Paper: Past the Edge of Chaos

2022/11/12

Paper: Past the Edge of Chaos

I've referred to work-as-done and work-as-imagined many, many times before, but never took the time to actually break down any literature behind that. The page that describes them the most accessibly is Steven Shorrock's The Varieties of Human Work. I decided to dig into some of its sources to find canonical material behind it, and unfortunately I got nerd-sniped by a reference to a paper from Sidney Dekker from 2006 titled Past the Edge of Chaos.

Ghost Flight

he paper starts with a re-telling of Helios flight 522, a "ghost flight". The story goes that the flight took off normally, but started having issues pressurizing itself. Dekker mentions "anomalies in the pressurization system" whereas the official report mentions that the pressurization system was set to MAN (manual mode) rather than one of the two other automated modes, which were more normal. None of the pre- and post-takeoff checklist runs highlighted this state.

The plane was configured such that its auto-pilot would make it climb to 34,000 ft and cruise from Cyprus to Athens. At 10,000 ft, a bunch of alarms start blaring—the same one usually ringing if a bad take-off configuration is detected (eg. bad flap settings). Having a take-off alarm at 10,000ft is bound to be confusing, doubly so since hypoxia conditions can cause confusion and likely were starting to set in, since cabin pressurization keeps things at the equivalent of 8,000ft of altitude.

The autopilot kept climbing, and once at 14,000ft, the oxygen masks dropped from the ceiling, along with a master caution light lighting up. Other alarms started blaring as well, related to insufficient cooling air entering the compartment that contains avionics equipment. This is also where the German captain and Cypriot co-pilot find out that they don't share enough English in common (nor their native languages) to debug the situation. Hypoxia is getting worse and alarms keep blaring.
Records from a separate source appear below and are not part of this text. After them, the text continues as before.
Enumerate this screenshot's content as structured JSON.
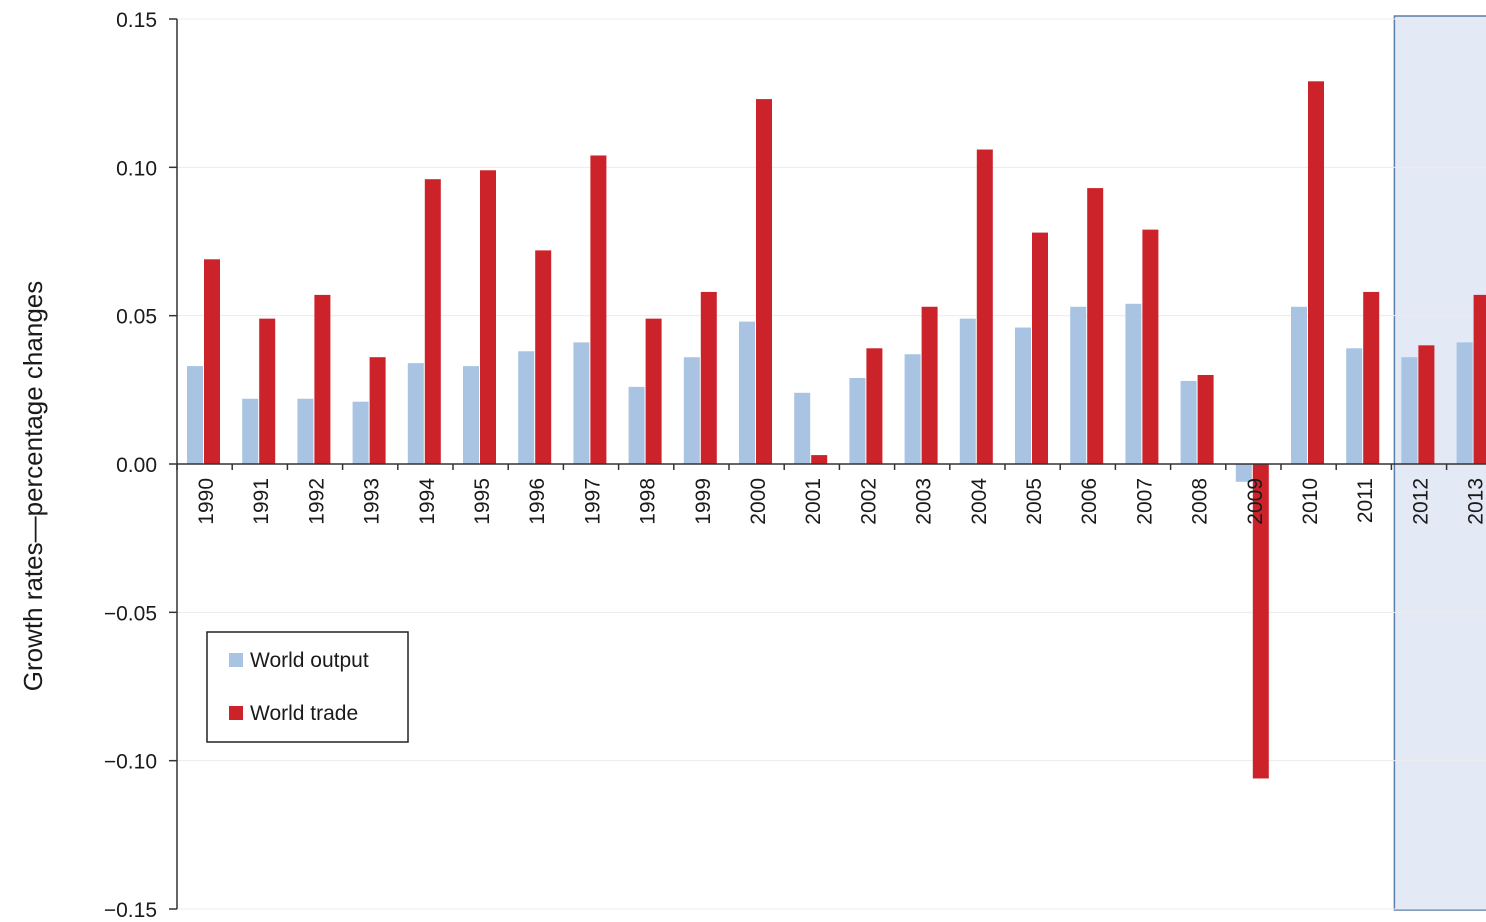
{
  "chart_data": {
    "type": "bar",
    "ylabel": "Growth rates—percentage changes",
    "xlabel": "",
    "ylim": [
      -0.15,
      0.15
    ],
    "yticks": [
      0.15,
      0.1,
      0.05,
      0.0,
      -0.05,
      -0.1,
      -0.15
    ],
    "ytick_labels": [
      "0.15",
      "0.10",
      "0.05",
      "0.00",
      "−0.05",
      "−0.10",
      "−0.15"
    ],
    "categories": [
      "1990",
      "1991",
      "1992",
      "1993",
      "1994",
      "1995",
      "1996",
      "1997",
      "1998",
      "1999",
      "2000",
      "2001",
      "2002",
      "2003",
      "2004",
      "2005",
      "2006",
      "2007",
      "2008",
      "2009",
      "2010",
      "2011",
      "2012",
      "2013"
    ],
    "series": [
      {
        "name": "World output",
        "color": "#a8c4e2",
        "values": [
          0.033,
          0.022,
          0.022,
          0.021,
          0.034,
          0.033,
          0.038,
          0.041,
          0.026,
          0.036,
          0.048,
          0.024,
          0.029,
          0.037,
          0.049,
          0.046,
          0.053,
          0.054,
          0.028,
          -0.006,
          0.053,
          0.039,
          0.036,
          0.041
        ]
      },
      {
        "name": "World trade",
        "color": "#cc2229",
        "values": [
          0.069,
          0.049,
          0.057,
          0.036,
          0.096,
          0.099,
          0.072,
          0.104,
          0.049,
          0.058,
          0.123,
          0.003,
          0.039,
          0.053,
          0.106,
          0.078,
          0.093,
          0.079,
          0.03,
          -0.106,
          0.129,
          0.058,
          0.04,
          0.057
        ]
      }
    ],
    "projection_shading": {
      "from_category": "2012",
      "to_category": "2013",
      "fill": "#e3e9f5",
      "stroke": "#5a7fa8"
    },
    "legend": {
      "placement": "bottom-left"
    },
    "grid": true
  }
}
After calling the maintenance base to turn off a loud alarm that made things even harder, the pilot got up to look at its circuit breaker in a cabinet behind him. The co-pilot was left confused in his seat. As the aircraft kept climbing, the captain passed out, and then the co-pilot. The autopilot kept climbing, reached 34,000ft, and kept a holding pattern over Athens.

Greek military jets accompanied the unresponsive plane that kept going for 70 minutes. A flight attendant with a portable oxygen supply sat down in the captain's seat and tried to gain control, but was not qualified. Eventually, fuel ran low, engines flamed out, and the plane crashed, killing everyone on board.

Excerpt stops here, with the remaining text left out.